This project reinforced that even small IoT setups are really about the whole stack, not just one board or sensor. On the hardware side, working with LoRa, ESP32, and basic sensors showed how sensitive long-range radio links are to wiring quality, antennas, and power. A single loose jumper or bad solder joint can easily masquerade as a protocol bug until you track it down. Soldering LoRa modules and sensor connections turned out to be more fragile than expected, and getting the ESP32 reliably into programming mode meant spending a bit of time understanding its boot pins and reset sequence.
On the software side, keeping the firmware simple and well-structured paid off when debugging. Having clear responsibilities for each layer—nodes, gateway, server—made it easier to isolate problems. Running TLS on the ESP32 pushed its memory harder than expected, and adding validation on the server side helped filter out noise and bad readings from the LoRa link.
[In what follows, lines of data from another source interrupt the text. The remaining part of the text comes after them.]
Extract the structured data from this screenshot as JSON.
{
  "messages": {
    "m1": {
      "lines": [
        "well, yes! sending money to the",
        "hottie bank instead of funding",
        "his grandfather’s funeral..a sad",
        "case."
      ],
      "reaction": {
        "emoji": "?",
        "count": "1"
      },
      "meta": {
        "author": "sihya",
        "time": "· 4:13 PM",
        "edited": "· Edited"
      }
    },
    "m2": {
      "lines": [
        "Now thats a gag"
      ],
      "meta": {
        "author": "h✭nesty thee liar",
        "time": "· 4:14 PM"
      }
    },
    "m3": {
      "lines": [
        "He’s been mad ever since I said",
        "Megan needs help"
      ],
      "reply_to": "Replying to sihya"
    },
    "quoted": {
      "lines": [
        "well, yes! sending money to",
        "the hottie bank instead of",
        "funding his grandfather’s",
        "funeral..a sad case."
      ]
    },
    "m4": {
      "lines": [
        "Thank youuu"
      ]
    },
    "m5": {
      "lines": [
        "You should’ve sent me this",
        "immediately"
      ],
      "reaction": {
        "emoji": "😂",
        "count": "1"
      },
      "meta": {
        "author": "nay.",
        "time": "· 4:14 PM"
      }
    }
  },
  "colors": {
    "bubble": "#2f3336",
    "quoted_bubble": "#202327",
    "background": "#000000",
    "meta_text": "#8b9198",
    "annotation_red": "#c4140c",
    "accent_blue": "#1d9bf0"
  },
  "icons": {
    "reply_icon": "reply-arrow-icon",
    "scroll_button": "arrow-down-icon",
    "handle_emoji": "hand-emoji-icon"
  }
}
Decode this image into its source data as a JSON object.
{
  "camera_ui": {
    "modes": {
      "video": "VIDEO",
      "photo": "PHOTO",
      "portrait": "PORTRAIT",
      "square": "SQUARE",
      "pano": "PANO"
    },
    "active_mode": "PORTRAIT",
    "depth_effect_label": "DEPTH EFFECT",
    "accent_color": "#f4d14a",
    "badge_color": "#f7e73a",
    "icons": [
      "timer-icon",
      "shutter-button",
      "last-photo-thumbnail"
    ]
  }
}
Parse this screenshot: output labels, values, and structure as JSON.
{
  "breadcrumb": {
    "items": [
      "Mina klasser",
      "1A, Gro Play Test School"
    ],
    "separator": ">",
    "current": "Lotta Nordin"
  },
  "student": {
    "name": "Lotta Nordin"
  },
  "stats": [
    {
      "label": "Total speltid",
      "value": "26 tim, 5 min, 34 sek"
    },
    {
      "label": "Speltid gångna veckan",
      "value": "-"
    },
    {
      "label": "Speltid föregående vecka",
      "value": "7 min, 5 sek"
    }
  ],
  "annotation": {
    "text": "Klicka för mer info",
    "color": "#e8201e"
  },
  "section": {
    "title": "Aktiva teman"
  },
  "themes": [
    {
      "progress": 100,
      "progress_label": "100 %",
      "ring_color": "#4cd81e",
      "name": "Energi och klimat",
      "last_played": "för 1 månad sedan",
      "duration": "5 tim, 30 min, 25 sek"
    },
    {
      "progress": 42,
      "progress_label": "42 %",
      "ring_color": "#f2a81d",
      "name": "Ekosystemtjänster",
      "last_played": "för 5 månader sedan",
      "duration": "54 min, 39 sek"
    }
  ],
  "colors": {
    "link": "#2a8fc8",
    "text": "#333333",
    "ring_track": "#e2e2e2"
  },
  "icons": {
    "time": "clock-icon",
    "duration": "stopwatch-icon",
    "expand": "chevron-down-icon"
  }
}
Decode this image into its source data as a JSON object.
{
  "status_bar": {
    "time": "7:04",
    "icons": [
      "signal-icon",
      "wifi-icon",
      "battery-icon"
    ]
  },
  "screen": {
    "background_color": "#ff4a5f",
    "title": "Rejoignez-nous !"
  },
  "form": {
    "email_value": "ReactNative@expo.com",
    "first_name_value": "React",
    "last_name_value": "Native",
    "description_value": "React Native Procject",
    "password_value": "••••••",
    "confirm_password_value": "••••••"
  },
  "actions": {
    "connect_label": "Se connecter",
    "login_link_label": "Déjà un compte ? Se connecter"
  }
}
The distributed backend brought its own set of lessons. Getting Kafka, Spark, and Elasticsearch to work together in Docker required careful version matching—mismatched connector versions caused cryptic errors that took time to debug. Spark jobs needed to be compiled with the right Java version (8, not 11) to run in the container. Elasticsearch 8.x dropped support for document types, which broke older examples. And coordinating service startup order in Docker Compose required custom health checks and delays. The Prometheus integration also showed that not all services expose metrics out of the box; some need dedicated exporters.
Overall, the main takeaway so far is that building a useful smart-farm platform is less about one clever algorithm and more about a lot of small decisions: sensible wiring, clear message formats, basic security, and a backend that can grow a little as the project does.